An assessment of behavioral dynamic information processing measures in audiovisual speech perception

Abstract

Research has shown that visual speech perception can assist accuracy in identification of spoken words. However, little is known about the dynamics of the processing mechanisms involved in audiovisual integration. In particular, architecture and capacity, measured using response time methodologies, have not been investigated. An issue related to architecture concerns whether the auditory and visual sources of the speech signal are integrated "early" or "late." We propose that "early" integration most naturally corresponds to coactive processing whereas "late" integration corresponds to separate decisions parallel processing. We implemented the double factorial paradigm in two studies. First, we carried out a pilot study using a two-alternative forced-choice discrimination task to assess architecture, decision rule, and provide a preliminary assessment of capacity (integration efficiency). Next, Experiment 1 was designed to specifically assess audiovisual integration efficiency in an ecologically valid way by including lower auditory S/N ratios and a larger response set size. Results from the pilot study support a separate decisions parallel, late integration model. Results from both studies showed that capacity was severely limited for high auditory signal-to-noise ratios. However, Experiment 1 demonstrated that capacity improved as the auditory signal became more degraded. This evidence strongly suggests that integration efficiency is vitally affected by the S/N ratio.
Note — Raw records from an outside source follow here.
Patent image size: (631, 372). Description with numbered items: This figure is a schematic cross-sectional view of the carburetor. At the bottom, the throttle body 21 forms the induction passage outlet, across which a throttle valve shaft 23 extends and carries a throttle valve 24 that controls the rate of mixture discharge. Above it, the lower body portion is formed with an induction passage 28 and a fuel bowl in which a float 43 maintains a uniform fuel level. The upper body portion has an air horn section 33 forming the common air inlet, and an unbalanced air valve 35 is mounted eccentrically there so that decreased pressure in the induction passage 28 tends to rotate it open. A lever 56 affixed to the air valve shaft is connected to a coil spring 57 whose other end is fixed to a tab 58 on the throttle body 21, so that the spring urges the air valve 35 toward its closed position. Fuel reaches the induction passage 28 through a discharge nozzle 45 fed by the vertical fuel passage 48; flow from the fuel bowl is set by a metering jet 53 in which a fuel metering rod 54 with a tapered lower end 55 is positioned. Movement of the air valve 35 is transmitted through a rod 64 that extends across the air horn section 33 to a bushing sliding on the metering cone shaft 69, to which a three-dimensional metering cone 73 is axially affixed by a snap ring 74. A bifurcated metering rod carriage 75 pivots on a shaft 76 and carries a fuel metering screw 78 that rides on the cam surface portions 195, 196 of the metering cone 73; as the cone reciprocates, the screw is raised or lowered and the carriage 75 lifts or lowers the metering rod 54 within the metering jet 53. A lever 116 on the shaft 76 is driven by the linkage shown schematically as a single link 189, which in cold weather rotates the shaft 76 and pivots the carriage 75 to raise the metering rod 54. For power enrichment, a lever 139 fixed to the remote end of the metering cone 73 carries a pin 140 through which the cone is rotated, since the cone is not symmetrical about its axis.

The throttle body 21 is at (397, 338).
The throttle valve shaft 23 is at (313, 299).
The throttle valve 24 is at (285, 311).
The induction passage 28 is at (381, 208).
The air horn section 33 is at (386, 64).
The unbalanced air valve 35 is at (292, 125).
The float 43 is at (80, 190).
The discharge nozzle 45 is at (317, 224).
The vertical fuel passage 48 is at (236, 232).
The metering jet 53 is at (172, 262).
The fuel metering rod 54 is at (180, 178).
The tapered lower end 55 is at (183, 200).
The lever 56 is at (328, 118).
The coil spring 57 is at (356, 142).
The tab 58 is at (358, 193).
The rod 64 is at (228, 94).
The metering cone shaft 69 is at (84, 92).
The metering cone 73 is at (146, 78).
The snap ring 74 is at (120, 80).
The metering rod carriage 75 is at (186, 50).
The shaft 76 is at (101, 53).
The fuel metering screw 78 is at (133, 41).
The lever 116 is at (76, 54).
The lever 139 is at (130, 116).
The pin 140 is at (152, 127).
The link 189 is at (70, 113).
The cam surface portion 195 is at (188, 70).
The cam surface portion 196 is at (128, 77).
Keywords: capacity; coactive; multisensory integration; parallel; speech.

Figure 1

A diagram of a parallel model (top) with an OR and AND gate (See also Townsend and Nozawa, for a similar diagram). The coactive model below assumes that each channel is pooled into a common processor where evidence is accumulated prior to the decision stage. Lastly, the figure depicts a serial model, which assumes that processing does not begin on the second modality until it finishes processing on the first.

Figure 2

S_IC(t) predictions for standard independent parallel, serial, and coactive models. The two top panels display the predictions of the independent parallel first-terminating and exhaustive models respectively, while the middle panels display the predictions of the serial first-terminating and exhaustive models respectively. The bottom panel displays the coactive model predictions. The S_IC(t) is plotted against arbitrary time units (AU).

Figure 3

Predicted workload capacity, C(t), for independent parallel models (left), and coactive models (right). Notice that coactive model predicts extreme super capacity, while independent parallel models predict C(t) = 1 (which is the benchmark for efficient audiovisual processing or integration). Standard serial models (generally) predict C(t) = 1/2 while parallel models with negative cross-talk can readily mimic such predictions.

Figure 4

(A) S_IC(t) function for one exemplary participant in the pilot study. This participant showed evidence for parallel first-terminating processing (as did three other participants). Only one participant produced an S_IC(t) consistent with another model, which was coactive processing. (B) The capacity results computed for the same participant. C(t) was computed across all saliency levels (i.e., the integrated hazard functions from the AV, A-only, and V-only conditions included RTs from each level of saliency). Each participant yielded strong evidence for extremely limited capacity, a finding inconsistent with coactivation, but consistent with a parallel model with cross-channel inhibition.

Figure 5

The capacity coefficient C(t) for each participant across all three experimental conditions. The top (A), shows C(t) for five participants in the condition where the auditory S/N ratio was −18 dB. Each participant, except for Participant 3, evidenced super capacity (violating the bound C(t) = 1, or upper Miller Bound in capacity space; Eidels et al., 2011). The legend shows that C(t) is denoted by the dots, the upper bound by the solid curve, and the lower bound by the dashed line. (B) shows C(t) for five participants in the condition with an auditory S/N ratio of −12 dB, and the bottom (C) shows C(t) for five participants in the condition without any degradation of the auditory signal.